Michigan State Capitol
Jimmy Emerson
/
Flickr
The Michigan State Capitol.

The bipartisan group working to replace Michigan’s term limits law is asking state lawmakers to put its proposed constitutional amendment on the November ballot.

That would require a two-thirds vote of both chambers of the Legislature.

The alternative would be for the effort to gather the 425,059 signatures needed to put the proposal before voters.

Detroit Mayor Mike Duggan is working with the coalition, called Voters for Transparency and Term Limits. He said he has no doubts they’ll get to the signature threshold. But he has concerns about timing.

“If this were on the ballot now, we can start the conversation today to talk to voters about why this is important. If we have to wait till mid-July to submit them and they don’t get counted and certified till August, you’ve significantly shortened the campaign,” Duggan told reporters Monday at a press conference.

The proposed amendment would allow lawmakers to serve a combined total of 12 years in the state Legislature. That’s opposed to the current system which caps legislators at serving three elected terms in the state House and two in the state Senate. In many cases, that’s 14 years in office.

Patrick Anderson helped get Michigan’s existing term limits passed in 1992 and now opposes the effort to replace it. He argued the petition would weaken the term limits in Michigan.

"It's clearly not bettering what we did 30 years ago," Anderson said. "The citizens actually adopted this ... and 59% of the voters put it into the constitution."

Supporters argued their change would give lawmakers enough time to better serve in their respective chambers rather than jumping between the House and Senate.

Another piece of the proposal would require legislators, the governor, lieutenant governor, secretary of state, and attorney general to file annual financial disclosure reports.
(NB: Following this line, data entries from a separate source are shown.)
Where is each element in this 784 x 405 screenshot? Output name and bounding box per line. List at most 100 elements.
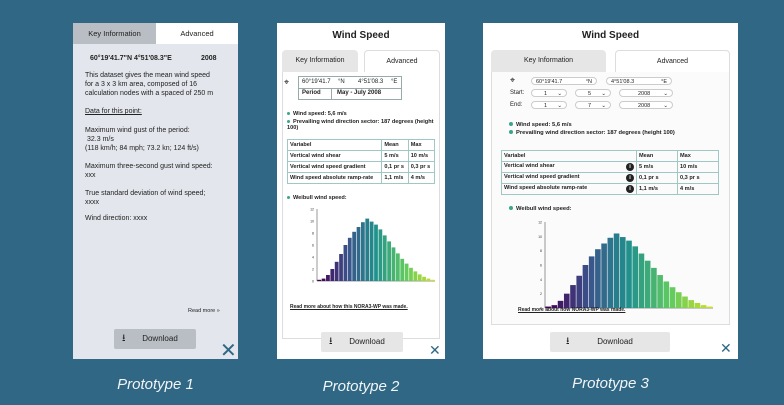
read-more-link[interactable]: Read more about how this NORA3-WP was ma…: [290, 304, 408, 310]
start-label: Start:: [510, 90, 525, 96]
y-tick-label: 6: [312, 244, 314, 248]
chart-bar: [613, 233, 620, 308]
info-icon[interactable]: i: [626, 174, 634, 182]
chart-bar: [374, 224, 378, 281]
three-second-gust-value: xxx: [85, 172, 96, 179]
end-year-value: 2008: [638, 103, 651, 109]
chart-bar: [626, 240, 632, 308]
chart-bar: [663, 281, 670, 308]
chart-bar: [430, 279, 435, 281]
chart-bar: [317, 279, 322, 281]
end-year-select[interactable]: 2008 ⌄: [619, 101, 673, 109]
start-month-value: 5: [588, 91, 592, 97]
chevron-down-icon: ⌄: [601, 103, 606, 109]
close-icon[interactable]: ✕: [720, 341, 732, 355]
download-button[interactable]: ⭳ Download: [550, 332, 670, 352]
gust-conversions: (118 km/h; 84 mph; 73.2 kn; 124 ft/s): [85, 145, 199, 152]
chart-bar: [570, 285, 576, 308]
end-month-select[interactable]: 7 ⌄: [575, 101, 611, 109]
chevron-down-icon: ⌄: [663, 103, 668, 109]
start-year-select[interactable]: 2008 ⌄: [619, 89, 673, 97]
chart-bar: [409, 267, 413, 281]
col-mean: Mean: [636, 150, 678, 162]
start-month-select[interactable]: 5 ⌄: [575, 89, 611, 97]
chart-bar: [365, 218, 370, 281]
end-day-select[interactable]: 1 ⌄: [531, 101, 567, 109]
chart-bar: [675, 292, 682, 308]
y-tick-label: 0: [312, 280, 314, 284]
y-tick-label: 8: [312, 232, 314, 236]
chart-bar: [400, 258, 405, 281]
table-header-row: Variabel Mean Max: [501, 150, 719, 162]
info-icon[interactable]: i: [626, 163, 634, 171]
tab-key-information[interactable]: Key Information: [491, 50, 606, 72]
tab-advanced[interactable]: Advanced: [364, 50, 440, 72]
period-value: May - July 2008: [337, 90, 382, 96]
end-day-value: 1: [544, 103, 548, 109]
col-max: Max: [677, 150, 719, 162]
chart-bar: [638, 253, 645, 308]
table-cell: 1,1 m/s: [381, 172, 409, 184]
gust-label: Maximum wind gust of the period:: [85, 127, 190, 134]
close-icon[interactable]: ✕: [220, 341, 237, 359]
data-point-link[interactable]: Data for this point:: [85, 108, 142, 115]
gust-value: 32.3 m/s: [87, 136, 114, 143]
table-cell: 0,1 pr s: [381, 161, 409, 173]
table-cell: 0,1 pr s: [636, 172, 678, 184]
description-line-2: for a 3 x 3 km area, composed of 16: [85, 81, 198, 88]
chart-bar: [339, 254, 343, 281]
end-label: End:: [510, 102, 523, 108]
period-divider: [331, 88, 332, 100]
tab-advanced[interactable]: Advanced: [615, 50, 730, 72]
y-tick-label: 2: [540, 292, 542, 296]
chart-bar: [632, 246, 639, 308]
download-button[interactable]: ⭳ Download: [321, 332, 403, 352]
chart-bar: [422, 276, 426, 281]
variables-table: Variabel Mean Max Vertical wind shear 5 m/s…: [286, 139, 436, 184]
table-cell: 0,3 pr s: [677, 172, 719, 184]
chart-bar: [576, 275, 583, 308]
start-day-select[interactable]: 1 ⌄: [531, 89, 567, 97]
download-button[interactable]: ⭳ Download: [114, 329, 196, 349]
location-pin-icon: ⌖: [510, 75, 516, 85]
latitude-field[interactable]: 60°19'41.7 °N: [531, 77, 597, 85]
tab-advanced[interactable]: Advanced: [156, 23, 238, 44]
caption-prototype-2: Prototype 2: [322, 378, 400, 395]
description-line-3: calculation nodes with a spaced of 250 m: [85, 90, 214, 97]
chevron-down-icon: ⌄: [601, 91, 606, 97]
y-tick-label: 10: [538, 235, 542, 239]
bullet-icon: [287, 112, 290, 116]
panel-title: Wind Speed: [332, 30, 390, 41]
info-icon[interactable]: i: [626, 185, 634, 193]
bullet-icon: [509, 206, 513, 211]
caption-prototype-1: Prototype 1: [117, 376, 194, 393]
tab-key-information[interactable]: Key Information: [73, 23, 156, 44]
table-cell: 10 m/s: [407, 150, 436, 162]
chart-bar: [347, 237, 352, 281]
close-icon[interactable]: ✕: [429, 343, 441, 357]
y-tick-label: 4: [312, 256, 314, 260]
year: 2008: [201, 55, 217, 62]
download-label: Download: [142, 334, 178, 343]
tab-key-information[interactable]: Key Information: [282, 50, 358, 72]
chart-bar: [426, 278, 431, 281]
prototype-1-panel: Key Information Advanced 60°19'41.7"N 4°…: [73, 23, 238, 359]
chart-bar: [352, 231, 357, 281]
read-more-link[interactable]: Read more »: [188, 308, 220, 314]
chart-bar: [694, 302, 701, 308]
table-row: Vertical wind speed gradient 0,1 pr s 0,3 …: [286, 161, 436, 173]
read-more-link[interactable]: Read more about how NORA3-WP was made.: [518, 307, 625, 313]
chart-bar: [595, 249, 601, 308]
location-pin-icon: ⌖: [284, 77, 290, 87]
start-year-value: 2008: [638, 91, 651, 97]
chart-bar: [588, 256, 595, 308]
y-tick-label: 2: [312, 268, 314, 272]
longitude-field[interactable]: 4°51'08.3 °E: [606, 77, 672, 85]
chart-bar: [651, 267, 657, 308]
col-max: Max: [407, 139, 436, 151]
chart-bar: [582, 265, 589, 308]
chart-bar: [700, 305, 707, 308]
longitude-unit: °E: [661, 79, 667, 85]
chevron-down-icon: ⌄: [663, 91, 668, 97]
chart-bar: [369, 221, 374, 281]
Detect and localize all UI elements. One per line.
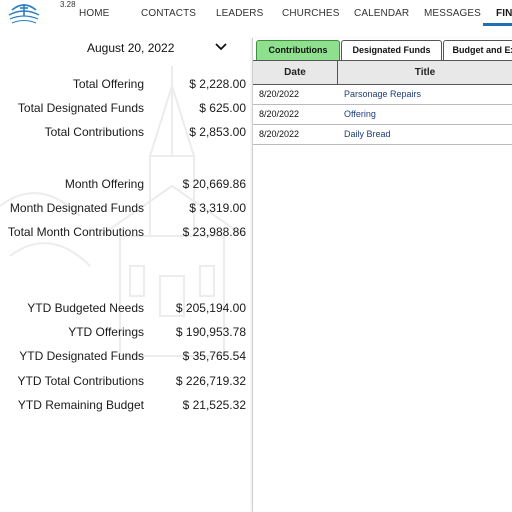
summary-panel: August 20, 2022 Total Offering $ 2,228.0… [0,26,252,512]
ytd-offerings-value: $ 190,953.78 [175,325,246,339]
tab-budget-and-expenses[interactable]: Budget and Ex [443,40,512,60]
nav-messages[interactable]: MESSAGES [424,8,481,19]
table-row[interactable]: 8/20/2022 Offering [253,104,512,125]
month-contributions-label: Total Month Contributions [7,225,144,239]
ytd-total-contributions-value: $ 226,719.32 [175,374,246,388]
chevron-down-icon[interactable] [214,42,228,52]
nav-home[interactable]: HOME [79,8,109,19]
total-offering-value: $ 2,228.00 [189,77,246,91]
month-offering-label: Month Offering [64,177,144,191]
row-title-link[interactable]: Offering [344,104,376,124]
month-offering-value: $ 20,669.86 [182,177,246,191]
nav-calendar[interactable]: CALENDAR [354,8,409,19]
column-header-date[interactable]: Date [253,61,338,84]
table-header: Date Title [253,60,512,85]
ytd-remaining-budget-label: YTD Remaining Budget [17,398,144,412]
app-version: 3.28 [60,0,76,9]
nav-active-indicator [483,23,512,26]
total-designated-funds-label: Total Designated Funds [17,101,144,115]
row-title-link[interactable]: Parsonage Repairs [344,84,421,104]
ytd-remaining-budget-value: $ 21,525.32 [182,398,246,412]
nav-leaders[interactable]: LEADERS [216,8,263,19]
ytd-total-contributions-label: YTD Total Contributions [17,374,144,388]
date-picker-value[interactable]: August 20, 2022 [87,41,174,55]
row-date: 8/20/2022 [259,129,300,139]
tab-contributions[interactable]: Contributions [256,40,340,60]
ytd-budgeted-needs-value: $ 205,194.00 [175,301,246,315]
total-designated-funds-value: $ 625.00 [199,101,246,115]
ytd-designated-funds-label: YTD Designated Funds [19,349,144,363]
nav-contacts[interactable]: CONTACTS [141,8,196,19]
ytd-budgeted-needs-label: YTD Budgeted Needs [27,301,144,315]
total-contributions-value: $ 2,853.00 [189,125,246,139]
church-logo-icon[interactable] [6,2,42,26]
tab-designated-funds[interactable]: Designated Funds [341,40,442,60]
total-contributions-label: Total Contributions [44,125,144,139]
column-header-title[interactable]: Title [338,61,512,84]
month-designated-funds-label: Month Designated Funds [9,201,144,215]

It would require disclosure rules at least as strict as those members of Congress must follow.

“Michigan voters have a right to know where their statewide elected officials get their income from. We should know whether they have a conflict when they are voting on an issue that affects our communities,” former League of Women Voters of Michigan President Judy Karandjeff said.

Anderson agreed Michigan needs financial disclosure policies. But he said they should be specific to Michigan instead of being based on a federal law.

“We should have better disclosure laws in Michigan adopted by the Michigan Legislature, signed by the Michigan governor and implemented in Michigan. That’s what we should have. Unfortunately, this proposal is not that,” he said.

Michigan is one of two states that does not require financial disclosure for lawmakers. The other is Idaho.